The format of the raw data is not a true xls
file, rather, it is some flavor of an xml
file. This does not play nicely with R’s packages for importing Excel data, so
a resave was necessary and is done manually.
2.2 Cleaning
Data is brought into R using the readxl
package and the ratekit
helper, read_rates()
.
This function sets any -999.99
values to NA
.
These are often found through the dataset, especially in the parameters columns,
and it is assumed that they represent missing values.

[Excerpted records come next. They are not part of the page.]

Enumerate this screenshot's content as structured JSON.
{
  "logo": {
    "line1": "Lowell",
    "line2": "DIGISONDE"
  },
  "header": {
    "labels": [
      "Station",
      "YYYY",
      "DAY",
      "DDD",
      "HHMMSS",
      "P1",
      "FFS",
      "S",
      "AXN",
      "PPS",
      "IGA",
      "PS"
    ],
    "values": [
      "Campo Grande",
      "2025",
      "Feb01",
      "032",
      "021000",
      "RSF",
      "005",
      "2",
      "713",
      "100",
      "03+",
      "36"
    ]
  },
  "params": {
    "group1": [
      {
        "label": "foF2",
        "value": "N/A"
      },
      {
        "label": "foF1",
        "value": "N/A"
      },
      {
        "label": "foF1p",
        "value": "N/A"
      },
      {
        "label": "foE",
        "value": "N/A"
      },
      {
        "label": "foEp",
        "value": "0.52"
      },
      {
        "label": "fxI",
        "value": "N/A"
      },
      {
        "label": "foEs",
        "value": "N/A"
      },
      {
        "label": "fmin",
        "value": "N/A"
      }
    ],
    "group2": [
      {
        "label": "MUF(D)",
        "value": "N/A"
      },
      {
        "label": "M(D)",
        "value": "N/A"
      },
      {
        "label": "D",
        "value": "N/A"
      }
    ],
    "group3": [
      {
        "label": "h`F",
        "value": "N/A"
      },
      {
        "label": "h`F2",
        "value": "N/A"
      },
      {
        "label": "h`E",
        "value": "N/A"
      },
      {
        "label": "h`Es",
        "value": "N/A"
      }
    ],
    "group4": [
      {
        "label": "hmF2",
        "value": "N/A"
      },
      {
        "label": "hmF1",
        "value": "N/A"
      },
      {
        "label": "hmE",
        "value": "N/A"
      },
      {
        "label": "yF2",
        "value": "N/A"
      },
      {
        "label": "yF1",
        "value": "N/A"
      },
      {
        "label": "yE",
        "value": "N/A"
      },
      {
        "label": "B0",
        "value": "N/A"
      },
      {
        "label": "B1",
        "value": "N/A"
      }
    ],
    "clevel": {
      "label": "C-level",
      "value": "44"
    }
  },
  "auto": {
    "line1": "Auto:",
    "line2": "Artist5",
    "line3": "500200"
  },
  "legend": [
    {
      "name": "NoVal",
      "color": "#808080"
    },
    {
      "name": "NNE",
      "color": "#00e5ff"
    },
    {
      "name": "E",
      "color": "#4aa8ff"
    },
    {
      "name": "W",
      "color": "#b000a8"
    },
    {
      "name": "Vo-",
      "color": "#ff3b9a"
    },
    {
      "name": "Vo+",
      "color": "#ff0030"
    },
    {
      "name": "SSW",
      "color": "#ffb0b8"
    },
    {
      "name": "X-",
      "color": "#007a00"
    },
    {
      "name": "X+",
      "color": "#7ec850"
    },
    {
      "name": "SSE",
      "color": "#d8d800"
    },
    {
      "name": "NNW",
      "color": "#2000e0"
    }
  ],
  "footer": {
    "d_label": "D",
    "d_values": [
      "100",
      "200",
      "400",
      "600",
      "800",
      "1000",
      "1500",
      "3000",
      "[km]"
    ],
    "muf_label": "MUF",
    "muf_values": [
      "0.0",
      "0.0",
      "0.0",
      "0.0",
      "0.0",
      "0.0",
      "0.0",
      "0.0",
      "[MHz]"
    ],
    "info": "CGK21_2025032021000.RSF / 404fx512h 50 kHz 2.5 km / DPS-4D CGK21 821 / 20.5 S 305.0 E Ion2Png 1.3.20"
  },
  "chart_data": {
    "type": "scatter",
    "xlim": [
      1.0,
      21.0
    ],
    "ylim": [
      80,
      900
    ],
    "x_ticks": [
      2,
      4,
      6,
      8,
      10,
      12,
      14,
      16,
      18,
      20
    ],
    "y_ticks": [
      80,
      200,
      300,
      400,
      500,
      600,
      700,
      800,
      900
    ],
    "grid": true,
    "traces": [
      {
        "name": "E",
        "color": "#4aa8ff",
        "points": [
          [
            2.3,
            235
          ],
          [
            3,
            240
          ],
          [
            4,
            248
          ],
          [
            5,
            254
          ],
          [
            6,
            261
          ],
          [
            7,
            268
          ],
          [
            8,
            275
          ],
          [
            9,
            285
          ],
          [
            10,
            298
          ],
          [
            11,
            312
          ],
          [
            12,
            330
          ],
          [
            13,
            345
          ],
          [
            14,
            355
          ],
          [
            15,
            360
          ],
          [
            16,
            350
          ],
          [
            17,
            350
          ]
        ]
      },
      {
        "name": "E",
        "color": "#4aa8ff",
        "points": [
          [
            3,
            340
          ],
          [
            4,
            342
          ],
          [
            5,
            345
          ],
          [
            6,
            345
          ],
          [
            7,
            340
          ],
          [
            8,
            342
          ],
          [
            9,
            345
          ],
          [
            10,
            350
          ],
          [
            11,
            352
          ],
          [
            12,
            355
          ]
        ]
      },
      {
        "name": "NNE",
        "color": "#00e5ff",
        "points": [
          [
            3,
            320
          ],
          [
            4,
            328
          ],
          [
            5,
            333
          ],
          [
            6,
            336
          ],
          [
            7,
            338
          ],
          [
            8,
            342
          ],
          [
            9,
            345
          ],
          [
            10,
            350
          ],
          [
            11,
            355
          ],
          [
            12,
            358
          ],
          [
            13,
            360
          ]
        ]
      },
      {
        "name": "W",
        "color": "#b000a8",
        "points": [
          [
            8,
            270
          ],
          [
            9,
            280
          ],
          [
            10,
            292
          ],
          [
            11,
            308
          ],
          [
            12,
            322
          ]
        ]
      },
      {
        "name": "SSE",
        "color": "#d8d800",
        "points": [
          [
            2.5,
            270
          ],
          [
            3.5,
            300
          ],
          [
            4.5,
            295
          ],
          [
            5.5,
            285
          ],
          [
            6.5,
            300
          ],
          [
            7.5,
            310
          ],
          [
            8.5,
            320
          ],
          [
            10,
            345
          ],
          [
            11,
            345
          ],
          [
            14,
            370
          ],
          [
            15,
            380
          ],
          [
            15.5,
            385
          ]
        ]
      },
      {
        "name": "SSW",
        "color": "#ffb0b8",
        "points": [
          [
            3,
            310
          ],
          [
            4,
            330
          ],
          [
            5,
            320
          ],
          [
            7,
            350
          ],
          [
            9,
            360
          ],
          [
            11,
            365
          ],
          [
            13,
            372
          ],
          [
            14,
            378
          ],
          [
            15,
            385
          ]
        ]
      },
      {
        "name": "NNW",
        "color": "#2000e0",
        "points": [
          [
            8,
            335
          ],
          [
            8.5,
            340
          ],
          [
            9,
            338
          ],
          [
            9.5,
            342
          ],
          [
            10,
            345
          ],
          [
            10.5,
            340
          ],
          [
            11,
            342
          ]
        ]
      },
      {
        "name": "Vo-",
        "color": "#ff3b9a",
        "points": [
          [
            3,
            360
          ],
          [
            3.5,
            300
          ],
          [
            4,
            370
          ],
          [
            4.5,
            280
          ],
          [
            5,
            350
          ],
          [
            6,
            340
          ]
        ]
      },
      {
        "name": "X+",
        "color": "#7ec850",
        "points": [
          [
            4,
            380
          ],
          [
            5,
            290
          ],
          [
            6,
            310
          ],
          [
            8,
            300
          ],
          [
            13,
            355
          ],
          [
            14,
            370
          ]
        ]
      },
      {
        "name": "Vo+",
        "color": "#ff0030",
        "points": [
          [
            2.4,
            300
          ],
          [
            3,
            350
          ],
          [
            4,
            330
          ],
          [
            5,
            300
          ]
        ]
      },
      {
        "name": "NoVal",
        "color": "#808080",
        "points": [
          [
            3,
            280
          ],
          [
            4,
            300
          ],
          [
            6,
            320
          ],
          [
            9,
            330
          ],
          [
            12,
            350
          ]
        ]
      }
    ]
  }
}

The column names in the data correspond to different types and lengths of rates used in the paper, along with the names of the parameters in the model. The key for understanding the column names is shown in Table 2.1.

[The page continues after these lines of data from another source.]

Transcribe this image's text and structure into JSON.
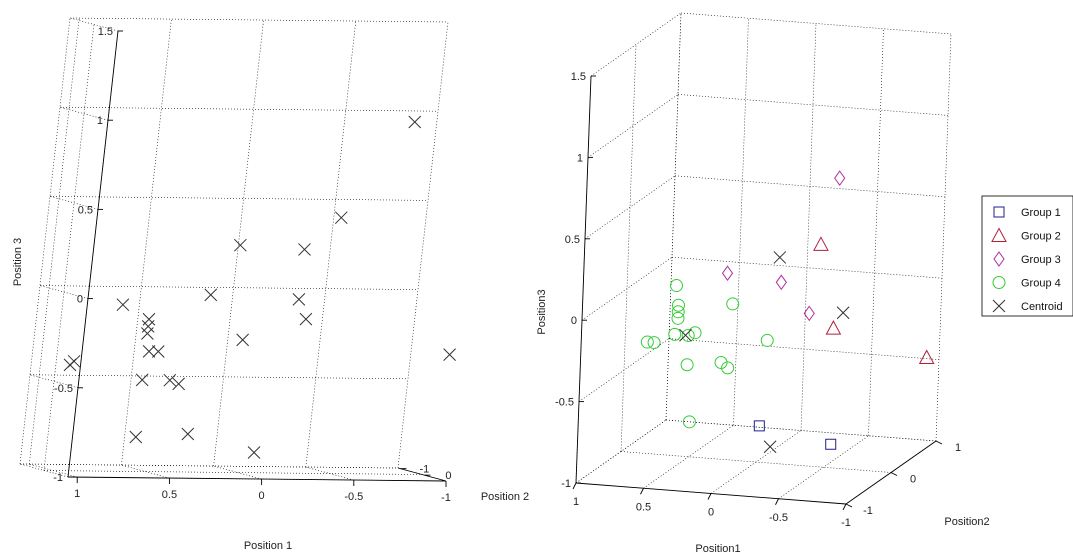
{
  "chart_data": [
    {
      "type": "scatter",
      "projection": "3d",
      "xlabel": "Position 1",
      "ylabel": "Position 2",
      "zlabel": "Position 3",
      "xticks": [
        "1",
        "0.5",
        "0",
        "-0.5",
        "-1"
      ],
      "yticks": [
        "0",
        "-1"
      ],
      "zticks": [
        "1.5",
        "1",
        "0.5",
        "0",
        "-0.5",
        "-1"
      ],
      "zlim": [
        -1,
        1.5
      ],
      "grid": true,
      "series": [
        {
          "marker": "x",
          "color": "#333333",
          "points": [
            [
              1.0,
              0.4,
              -0.4
            ],
            [
              0.98,
              0.4,
              -0.38
            ],
            [
              0.75,
              0.4,
              -0.06
            ],
            [
              0.6,
              0.4,
              -0.14
            ],
            [
              0.6,
              0.4,
              -0.18
            ],
            [
              0.6,
              0.4,
              -0.22
            ],
            [
              0.58,
              0.4,
              -0.32
            ],
            [
              0.53,
              0.4,
              -0.32
            ],
            [
              0.6,
              0.4,
              -0.48
            ],
            [
              0.45,
              0.4,
              -0.48
            ],
            [
              0.4,
              0.4,
              -0.5
            ],
            [
              0.6,
              0.4,
              -0.8
            ],
            [
              0.32,
              0.4,
              -0.78
            ],
            [
              0.28,
              0.4,
              0.0
            ],
            [
              0.08,
              0.4,
              -0.25
            ],
            [
              0.15,
              0.4,
              0.28
            ],
            [
              -0.2,
              0.4,
              0.26
            ],
            [
              -0.2,
              0.4,
              -0.02
            ],
            [
              -0.25,
              0.4,
              -0.13
            ],
            [
              -0.38,
              0.4,
              0.44
            ],
            [
              -0.05,
              0.4,
              -0.88
            ],
            [
              -0.72,
              0.4,
              0.98
            ],
            [
              -1.05,
              0.4,
              -0.32
            ]
          ]
        }
      ]
    },
    {
      "type": "scatter",
      "projection": "3d",
      "xlabel": "Position1",
      "ylabel": "Position2",
      "zlabel": "Position3",
      "xticks": [
        "1",
        "0.5",
        "0",
        "-0.5",
        "-1"
      ],
      "yticks": [
        "-1",
        "0",
        "1"
      ],
      "zticks": [
        "1.5",
        "1",
        "0.5",
        "0",
        "-0.5",
        "-1"
      ],
      "zlim": [
        -1,
        1.5
      ],
      "grid": true,
      "legend_position": "right",
      "series": [
        {
          "name": "Group 1",
          "marker": "square",
          "color": "#1f1f8f",
          "points": [
            [
              0.05,
              0.2,
              -0.82
            ],
            [
              -0.45,
              0.3,
              -0.92
            ]
          ]
        },
        {
          "name": "Group 2",
          "marker": "triangle",
          "color": "#b0203c",
          "points": [
            [
              -0.55,
              -0.4,
              0.45
            ],
            [
              -0.6,
              -0.2,
              -0.1
            ],
            [
              -1.2,
              0.1,
              -0.3
            ]
          ]
        },
        {
          "name": "Group 3",
          "marker": "diamond",
          "color": "#b0309e",
          "points": [
            [
              -0.8,
              -0.8,
              0.95
            ],
            [
              0.1,
              -0.5,
              0.25
            ],
            [
              -0.3,
              -0.5,
              0.22
            ],
            [
              -0.45,
              -0.3,
              0.0
            ]
          ]
        },
        {
          "name": "Group 4",
          "marker": "circle",
          "color": "#33cc33",
          "points": [
            [
              0.7,
              0.2,
              0.0
            ],
            [
              0.68,
              0.2,
              -0.12
            ],
            [
              0.68,
              0.2,
              -0.16
            ],
            [
              0.68,
              0.2,
              -0.2
            ],
            [
              0.7,
              0.2,
              -0.3
            ],
            [
              0.85,
              0.2,
              -0.36
            ],
            [
              0.9,
              0.2,
              -0.36
            ],
            [
              0.6,
              0.2,
              -0.3
            ],
            [
              0.55,
              0.2,
              -0.28
            ],
            [
              0.15,
              -0.2,
              0.0
            ],
            [
              -0.05,
              0.0,
              -0.25
            ],
            [
              0.35,
              0.2,
              -0.45
            ],
            [
              0.3,
              0.2,
              -0.48
            ],
            [
              0.6,
              0.2,
              -0.48
            ],
            [
              0.6,
              0.3,
              -0.85
            ]
          ]
        },
        {
          "name": "Centroid",
          "marker": "x",
          "color": "#333333",
          "points": [
            [
              0.62,
              0.2,
              -0.3
            ],
            [
              -0.1,
              0.0,
              -0.9
            ],
            [
              -0.25,
              -0.4,
              0.35
            ],
            [
              -0.7,
              -0.3,
              0.02
            ]
          ]
        }
      ]
    }
  ]
}
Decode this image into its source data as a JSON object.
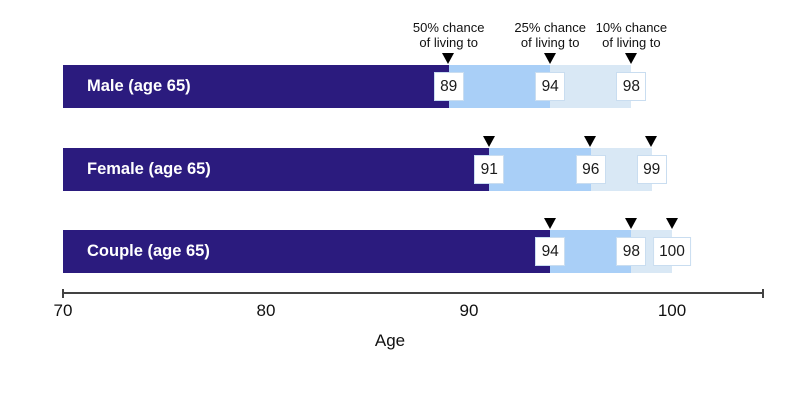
{
  "chart_data": {
    "type": "bar",
    "orientation": "horizontal",
    "title": "",
    "xlabel": "Age",
    "x_axis": {
      "min": 70,
      "max": 105,
      "ticks": [
        70,
        80,
        90,
        100
      ],
      "grid": false
    },
    "legend_headers": [
      {
        "line1": "50% chance",
        "line2": "of living to"
      },
      {
        "line1": "25% chance",
        "line2": "of living to"
      },
      {
        "line1": "10% chance",
        "line2": "of living to"
      }
    ],
    "rows": [
      {
        "label": "Male (age 65)",
        "chance_50": 89,
        "chance_25": 94,
        "chance_10": 98
      },
      {
        "label": "Female (age 65)",
        "chance_50": 91,
        "chance_25": 96,
        "chance_10": 99
      },
      {
        "label": "Couple (age 65)",
        "chance_50": 94,
        "chance_25": 98,
        "chance_10": 100
      }
    ]
  },
  "colors": {
    "bar_50": "#2B1B7E",
    "bar_25": "#A9CFF7",
    "bar_10": "#D9E8F5",
    "marker": "#000000",
    "value_box_bg": "#FFFFFF",
    "value_box_border": "#C9DDF0",
    "bar_label_text": "#FFFFFF",
    "axis_line": "#434343",
    "text": "#111111"
  }
}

Series | Compounding Convention | Key |
---|---|---|
Zero-coupon yield | Continuously Compounded | SVENYXX |
Par yield | Coupon-Equivalent | SVENPYXX |
Instantaneous forward rate | Continuously Compounded | SVENFXX |
One-year forward rate | Coupon-Equivalent | SVEN1FXX |
Parameters | NA | BETA0 to TAU2 |
Most of these columns are not important for this analysis. Only the parameter
columns and the date column are kept. To further examine the missing values,
the skimr
package was used, producing the report shown below. The TAU2
column
has a number of missing values (resulting from either being missing or from
being -999.99
values assumed to be missing). All of them occur before 1980,
and were removed from the data set. After that removal, no missing values remain,
and the values for the other parameters seemed to stabilize as well.
Skim summary statistics
n obs: 14163
n variables: 7
Variable type: Date
variable | missing | complete | n | min | max | median | n_unique |
---|---|---|---|---|---|---|---|
date | 0 | 14163 | 14163 | 1961-06-14 | 2018-03-29 | 1989-11-10 | 14163 |
Variable type: numeric
variable | missing | complete | n | mean | sd | p0 | p25 | p50 | p75 | p100 |
---|---|---|---|---|---|---|---|---|---|---|
BETA0 | 0 | 14163 | 14163 | 5.88 | 4.63 | 0 | 3.03 | 5.01 | 7.92 | 25 |
BETA1 | 0 | 14163 | 14163 | -0.82 | 5.05 | -39.73 | -3.07 | -1.02 | 1.41 | 97.18 |
BETA2 | 0 | 14163 | 14163 | -341.06 | 5684.56 | -340683.77 | -9.02 | -0.99 | 1.93 | 94.87 |
BETA3 | 0 | 14163 | 14163 | 343.72 | 5684.31 | -104.03 | 0 | 3.72 | 18.81 | 340681.5 |
TAU1 | 0 | 14163 | 14163 | 2.39 | 3.37 | 0.1 | 0.63 | 1.47 | 2.65 | 30 |
TAU2 | 4620 | 9543 | 14163 | 8.97 | 7.64 | 0.1 | 3.52 | 8.94 | 13.06 | 180.86 |
2.3 Monthly and Ascending
Monthly data is required for the report, but daily data is provided from the Federal
Reserve data set. The data is converted to monthly (end-of-month) using the tibbletime
package. This leaves 459 rows of data for the project, spanning 1980-01-31 to 2018-03-29.